Risk assessments were in place and support plans devised to mitigate any risks presented to people.

Appropriate systems were in place to manage people’s medication.

Staff told us they were well supported and were inducted in to the service and received ongoing training to support them to undertake their role. We found improvements had been made to the staff induction and supervisions processes which had been a concern at our previous inspection in April 2017.

The service was working within the legal requirements of the Mental Capacity Act (MCA) 2005 and staff displayed a good understanding in this area.

Appropriate systems were in place to ensure people received good nutrition and hydration and that specific diets were catered for such as for those people with diabetes.

The feedback we received was that staff were kind and caring towards people.

Each person who used the service had an appropriate care plan in place which provided person centred information about how they liked their care to be delivered.

There was a complaints policy in place and we saw any complaints had been responded to appropriately.

Each person who used the service had their own care plan in place which provided detailed information about the care and support they required from staff.

We received positive feedback about management and leadership.
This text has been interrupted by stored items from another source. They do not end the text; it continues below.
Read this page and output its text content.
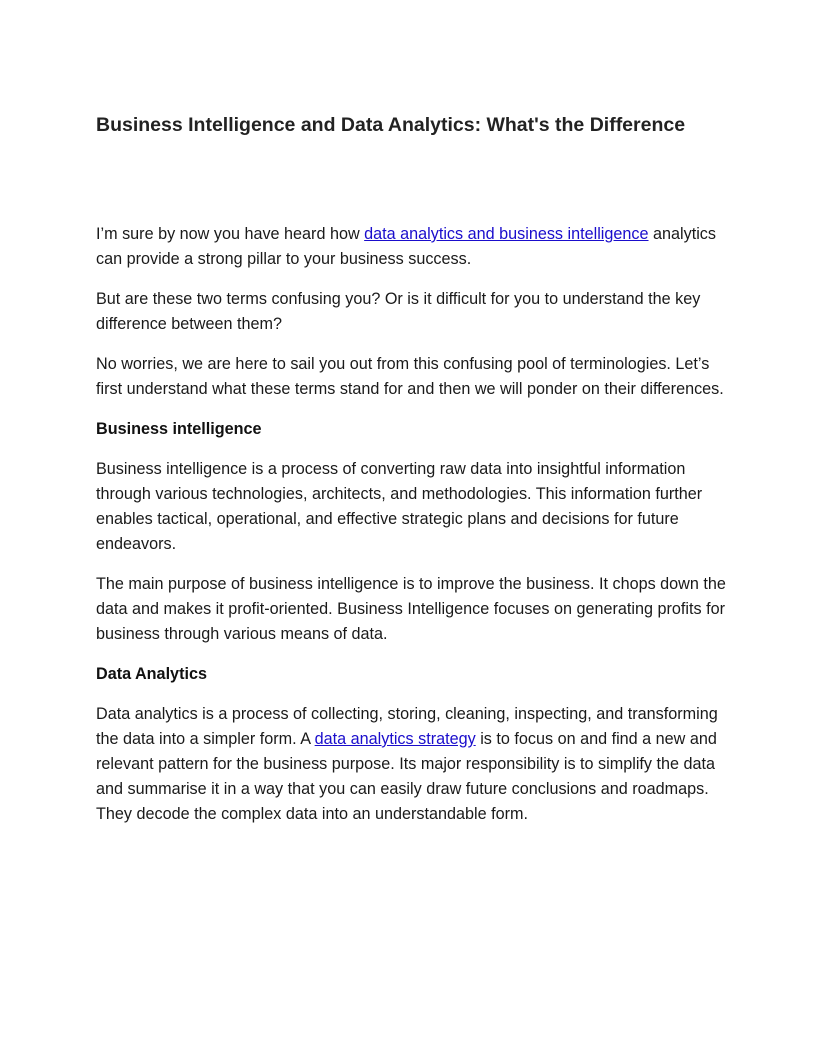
Business Intelligence and Data Analytics: What's the Difference

I’m sure by now you have heard how data analytics and business intelligence analytics can provide a strong pillar to your business success.

But are these two terms confusing you? Or is it difficult for you to understand the key difference between them?

No worries, we are here to sail you out from this confusing pool of terminologies. Let’s first understand what these terms stand for and then we will ponder on their differences.

Business intelligence

Business intelligence is a process of converting raw data into insightful information through various technologies, architects, and methodologies. This information further enables tactical, operational, and effective strategic plans and decisions for future endeavors.

The main purpose of business intelligence is to improve the business. It chops down the data and makes it profit-oriented. Business Intelligence focuses on generating profits for business through various means of data.

Data Analytics

Data analytics is a process of collecting, storing, cleaning, inspecting, and transforming the data into a simpler form. A data analytics strategy is to focus on and find a new and relevant pattern for the business purpose. Its major responsibility is to simplify the data and summarise it in a way that you can easily draw future conclusions and roadmaps. They decode the complex data into an understandable form.
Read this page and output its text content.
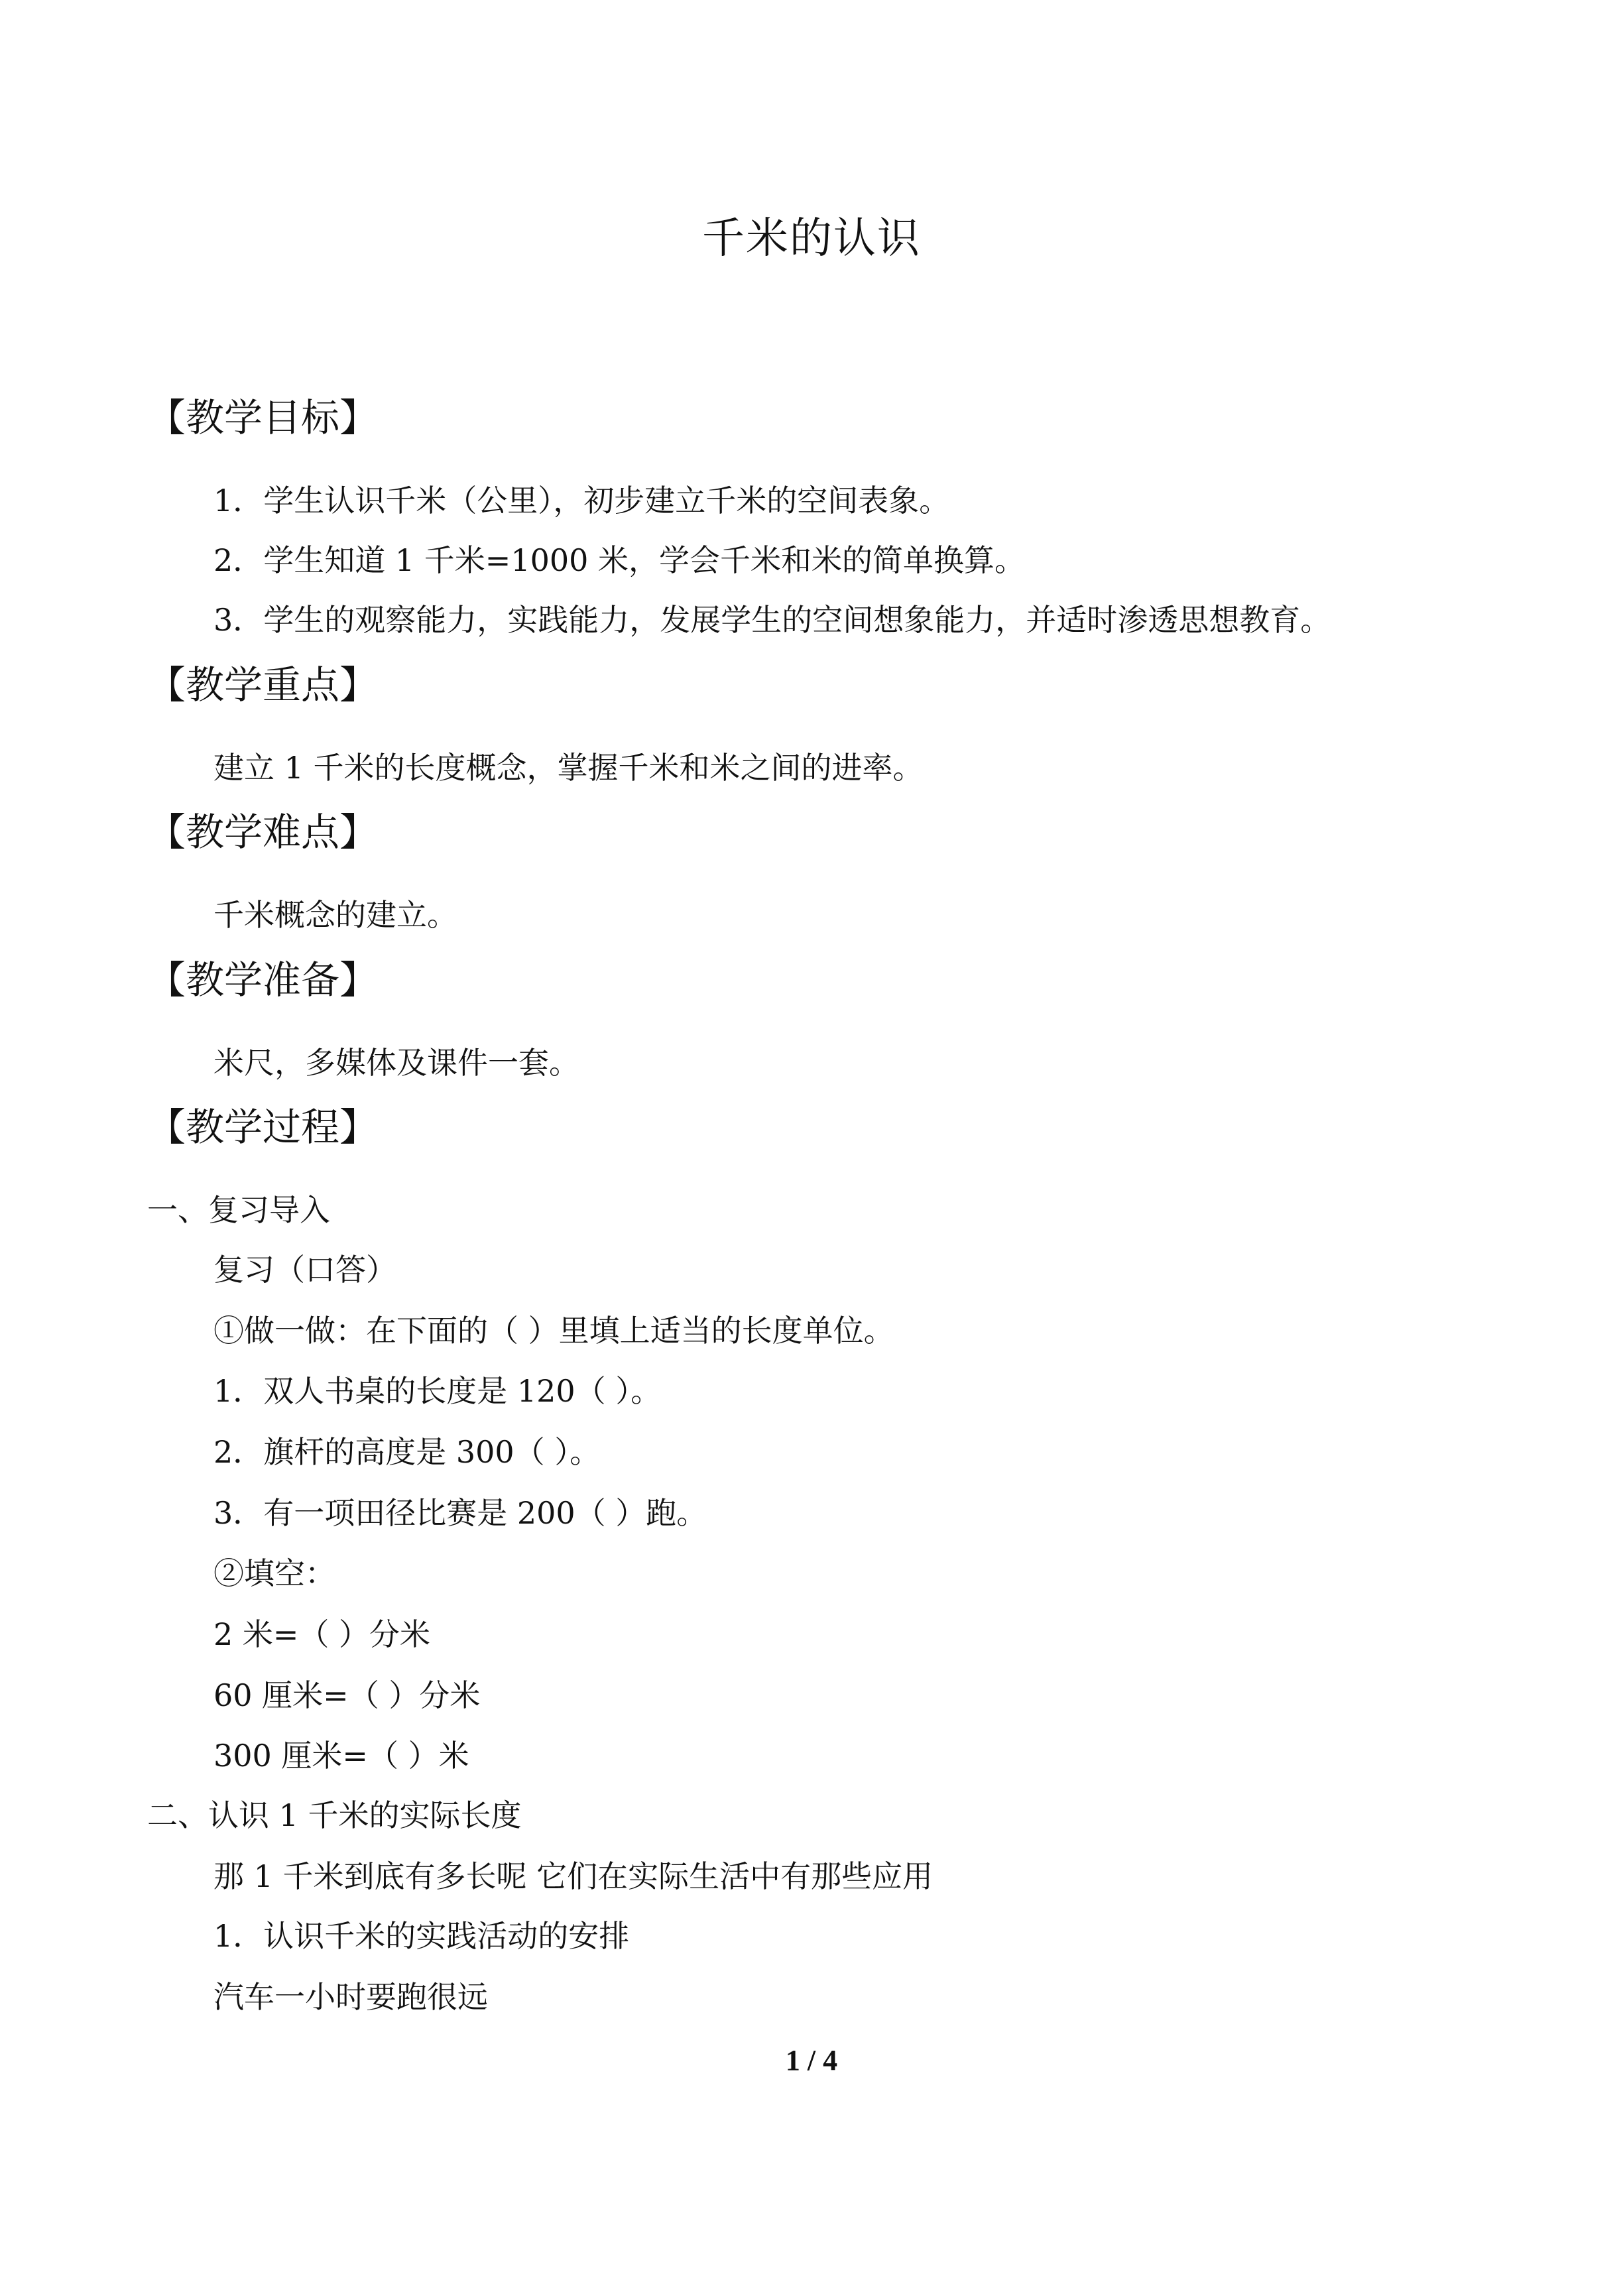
千米的认识
【教学目标】
1．学生认识千米（公里），初步建立千米的空间表象。
2．学生知道 1 千米=1000 米，学会千米和米的简单换算。
3．学生的观察能力，实践能力，发展学生的空间想象能力，并适时渗透思想教育。
【教学重点】
建立 1 千米的长度概念，掌握千米和米之间的进率。
【教学难点】
千米概念的建立。
【教学准备】
米尺，多媒体及课件一套。
【教学过程】
一、复习导入
复习（口答）
①做一做：在下面的（ ）里填上适当的长度单位。
1．双人书桌的长度是 120（ ）。
2．旗杆的高度是 300（ ）。
3．有一项田径比赛是 200（ ）跑。
②填空：
2 米=（ ）分米
60 厘米=（ ）分米
300 厘米=（ ）米
二、认识 1 千米的实际长度
那 1 千米到底有多长呢 它们在实际生活中有那些应用
1．认识千米的实践活动的安排
汽车一小时要跑很远
1 / 4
Systems and processes were in place to monitor the quality of service being delivered.

A range of policies and procedures were in place to ensure appropriate guidance could be sought when needed.

Inspection areas

Safe

Good

Updated 6 September 2018

The service was safe.

People we spoke with told us they felt safe using the service, as did a relative we talked to.

Appropriate systems were in place to ensure the safe management of medicines.

There were robust recruitment procedures in place and required checks were undertaken before staff began to work for the service.

Effective

Good

Updated 6 September 2018

The service was effective.

Staff received the necessary induction, training, supervision and appraisal to support them in their role.

The service was working within the legal requirements of the Mental Capacity Act (2005) (MCA).

People had been given the opportunity to provide consent to the care and support they received.

Caring

Good

Updated 6 September 2018

The service was caring.

We received positive comments about the care being provided.

People who used the service and relatives said staff were kind and caring.

People felt treated with dignity and respect.

Responsive

Good

Updated 6 September 2018

The service was responsive.

A complaints policy and procedure was in place.

Care plans provided person centred information about people who used the service.

There were systems in place to seek and respond to feedback about people’s views of the service.

Well-led

Good

Updated 6 September 2018

The service was well-led.

The staff we spoke with told us they enjoyed working at the service and were supported to undertake their role by management.

The service had systems in place to monitor the quality of service delivery and had appropriate auditing systems and processes.

Team meetings were held so that staff could talk about their work and raise concerns as needed.